The maker of Winston, Gauloises and other cigarettes said it plans to spend 750 million pounds over the next three years to make the business more streamlined and efficient. The effort should result in additional savings of 300 million pounds each year by 2020.

Imperial also said it would spend 300 million this year on growth opportunities in some of its top markets.

But spending more will dent its profit, taking 2017 earnings growth below its medium-term target of 4 to 8 percent. It should return to growth in that range from 2018, it said.
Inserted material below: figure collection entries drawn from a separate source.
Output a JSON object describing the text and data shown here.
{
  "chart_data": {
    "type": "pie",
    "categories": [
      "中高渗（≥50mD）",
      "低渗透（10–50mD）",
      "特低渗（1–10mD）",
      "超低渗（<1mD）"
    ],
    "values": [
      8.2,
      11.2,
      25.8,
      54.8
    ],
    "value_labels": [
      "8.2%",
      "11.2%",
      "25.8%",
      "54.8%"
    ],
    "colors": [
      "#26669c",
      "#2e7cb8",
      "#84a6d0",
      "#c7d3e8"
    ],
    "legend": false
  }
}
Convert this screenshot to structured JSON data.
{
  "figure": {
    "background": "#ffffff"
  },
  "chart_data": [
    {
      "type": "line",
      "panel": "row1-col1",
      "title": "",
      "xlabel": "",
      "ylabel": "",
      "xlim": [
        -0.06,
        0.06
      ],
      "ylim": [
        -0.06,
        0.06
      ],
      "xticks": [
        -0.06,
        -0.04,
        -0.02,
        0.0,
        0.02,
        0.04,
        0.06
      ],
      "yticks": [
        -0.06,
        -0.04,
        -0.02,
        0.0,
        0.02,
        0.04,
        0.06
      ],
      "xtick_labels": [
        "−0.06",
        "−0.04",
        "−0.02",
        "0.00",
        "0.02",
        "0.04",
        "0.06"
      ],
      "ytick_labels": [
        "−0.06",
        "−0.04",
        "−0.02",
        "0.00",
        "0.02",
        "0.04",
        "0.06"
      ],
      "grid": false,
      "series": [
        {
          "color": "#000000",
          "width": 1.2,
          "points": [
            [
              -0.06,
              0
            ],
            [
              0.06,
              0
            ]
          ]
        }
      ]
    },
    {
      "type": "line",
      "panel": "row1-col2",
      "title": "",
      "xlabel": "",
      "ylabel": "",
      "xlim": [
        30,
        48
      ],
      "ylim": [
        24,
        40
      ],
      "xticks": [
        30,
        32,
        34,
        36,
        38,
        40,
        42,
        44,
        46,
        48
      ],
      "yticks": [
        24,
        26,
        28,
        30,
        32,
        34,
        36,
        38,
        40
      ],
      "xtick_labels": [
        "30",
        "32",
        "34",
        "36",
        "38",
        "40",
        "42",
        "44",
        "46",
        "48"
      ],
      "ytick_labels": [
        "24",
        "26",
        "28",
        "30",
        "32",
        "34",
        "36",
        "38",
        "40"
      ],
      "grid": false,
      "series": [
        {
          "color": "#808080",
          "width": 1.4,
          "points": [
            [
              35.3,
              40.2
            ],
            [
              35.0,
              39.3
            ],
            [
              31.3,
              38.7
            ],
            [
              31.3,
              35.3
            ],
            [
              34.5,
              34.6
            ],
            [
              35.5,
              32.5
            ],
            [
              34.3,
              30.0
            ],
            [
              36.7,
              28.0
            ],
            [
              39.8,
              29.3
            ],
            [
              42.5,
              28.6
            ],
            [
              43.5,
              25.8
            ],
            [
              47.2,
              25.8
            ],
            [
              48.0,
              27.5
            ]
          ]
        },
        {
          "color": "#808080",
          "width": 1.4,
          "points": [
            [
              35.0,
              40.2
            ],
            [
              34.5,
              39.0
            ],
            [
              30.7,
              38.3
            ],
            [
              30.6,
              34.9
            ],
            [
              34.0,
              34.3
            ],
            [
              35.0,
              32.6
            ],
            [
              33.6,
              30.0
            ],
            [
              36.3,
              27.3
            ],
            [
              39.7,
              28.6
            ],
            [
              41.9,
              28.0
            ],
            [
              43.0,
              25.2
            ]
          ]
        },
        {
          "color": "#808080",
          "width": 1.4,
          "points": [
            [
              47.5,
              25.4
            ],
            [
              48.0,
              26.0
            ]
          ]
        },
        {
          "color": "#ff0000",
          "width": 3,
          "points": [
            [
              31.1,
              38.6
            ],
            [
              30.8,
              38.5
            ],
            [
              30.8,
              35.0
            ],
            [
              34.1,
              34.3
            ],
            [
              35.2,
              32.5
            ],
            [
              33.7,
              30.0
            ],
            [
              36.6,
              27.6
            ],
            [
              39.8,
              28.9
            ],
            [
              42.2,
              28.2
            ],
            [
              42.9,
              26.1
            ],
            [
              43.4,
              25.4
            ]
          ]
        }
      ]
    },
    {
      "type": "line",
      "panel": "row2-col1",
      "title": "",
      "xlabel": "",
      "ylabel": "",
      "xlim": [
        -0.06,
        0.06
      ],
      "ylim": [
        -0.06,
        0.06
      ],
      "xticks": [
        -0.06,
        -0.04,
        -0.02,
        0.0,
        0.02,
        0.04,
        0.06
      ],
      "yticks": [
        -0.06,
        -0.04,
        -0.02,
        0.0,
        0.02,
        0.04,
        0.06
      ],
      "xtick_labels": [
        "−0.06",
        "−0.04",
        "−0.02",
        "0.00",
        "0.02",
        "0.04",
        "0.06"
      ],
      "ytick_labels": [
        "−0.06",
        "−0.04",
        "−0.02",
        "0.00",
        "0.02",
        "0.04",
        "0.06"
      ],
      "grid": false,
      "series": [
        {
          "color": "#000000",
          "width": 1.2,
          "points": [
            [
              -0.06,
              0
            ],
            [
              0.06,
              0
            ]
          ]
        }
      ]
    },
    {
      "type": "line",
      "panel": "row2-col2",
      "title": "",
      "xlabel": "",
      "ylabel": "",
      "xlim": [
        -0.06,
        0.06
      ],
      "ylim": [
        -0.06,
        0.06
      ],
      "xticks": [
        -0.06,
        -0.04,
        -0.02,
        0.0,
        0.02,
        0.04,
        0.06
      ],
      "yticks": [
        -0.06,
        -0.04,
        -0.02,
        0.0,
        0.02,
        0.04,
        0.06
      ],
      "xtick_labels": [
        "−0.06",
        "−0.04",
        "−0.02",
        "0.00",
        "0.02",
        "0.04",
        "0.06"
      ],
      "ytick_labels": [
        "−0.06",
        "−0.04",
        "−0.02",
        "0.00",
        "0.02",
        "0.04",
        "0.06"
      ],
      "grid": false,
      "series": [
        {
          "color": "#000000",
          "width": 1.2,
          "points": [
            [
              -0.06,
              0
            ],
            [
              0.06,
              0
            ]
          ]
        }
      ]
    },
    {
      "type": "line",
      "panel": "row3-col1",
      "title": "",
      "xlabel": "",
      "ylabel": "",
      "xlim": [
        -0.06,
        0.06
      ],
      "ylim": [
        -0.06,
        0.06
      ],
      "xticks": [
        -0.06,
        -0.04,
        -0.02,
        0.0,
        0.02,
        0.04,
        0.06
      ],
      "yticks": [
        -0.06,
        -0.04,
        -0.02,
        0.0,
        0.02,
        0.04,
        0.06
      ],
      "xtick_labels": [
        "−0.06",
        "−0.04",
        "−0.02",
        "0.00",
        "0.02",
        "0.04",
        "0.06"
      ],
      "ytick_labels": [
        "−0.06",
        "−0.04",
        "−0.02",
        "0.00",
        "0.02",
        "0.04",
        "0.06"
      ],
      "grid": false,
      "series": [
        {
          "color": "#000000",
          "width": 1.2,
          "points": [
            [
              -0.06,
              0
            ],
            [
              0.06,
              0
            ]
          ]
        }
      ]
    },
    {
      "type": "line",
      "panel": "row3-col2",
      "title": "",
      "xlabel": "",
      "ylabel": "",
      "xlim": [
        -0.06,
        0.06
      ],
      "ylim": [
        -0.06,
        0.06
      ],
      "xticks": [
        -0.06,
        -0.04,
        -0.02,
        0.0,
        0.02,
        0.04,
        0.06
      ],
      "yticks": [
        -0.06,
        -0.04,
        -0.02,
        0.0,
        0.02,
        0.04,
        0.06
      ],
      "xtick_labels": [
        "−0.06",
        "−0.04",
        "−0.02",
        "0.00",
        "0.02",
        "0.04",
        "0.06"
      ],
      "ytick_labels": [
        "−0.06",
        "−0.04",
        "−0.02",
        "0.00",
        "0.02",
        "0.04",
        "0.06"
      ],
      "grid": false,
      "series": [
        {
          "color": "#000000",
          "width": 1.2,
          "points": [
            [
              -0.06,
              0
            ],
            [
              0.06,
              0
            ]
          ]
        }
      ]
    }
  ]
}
The increased investment comes as larger rival British American Tobacco (>> British American Tobacco plc) has proposed a $47 billion buyout of Reynolds American (>> Reynolds American, Inc.), which would make it the biggest international tobacco company and could spark further deals in an industry that is shrinking as more people quit smoking.

Imperial got a boost last year from its $7 billion purchase of some Reynolds brands. The move sharply increased its exposure to the lucrative U.S. market.

"We're building a stronger high-quality business," Chief Executive Alison Cooper said.

The weak British pound should benefit earnings by around 14 percent in the 2017 financial year, the UK-based company said, since the vast majority of its profits come from overseas.

The company said it remains committed to raising its dividend by at least 10 percent.

Imperial shares were down 2.9 percent at 0949 GMT.

For the just-ended financial year, Imperial reported higher adjusted sales and profit, helped by the acquisition of brands in the United States and a weaker British currency.

The company said net revenue of its tobacco business rose 9.7 percent to 7.17 billion pounds. Adjusted operating profit rose 10.4 percent to 3.5 billion pounds.

Part of the company's simplification strategy involves reducing the number of brands it sells. It is aiming to have around 125 brands or less, down from 184 now.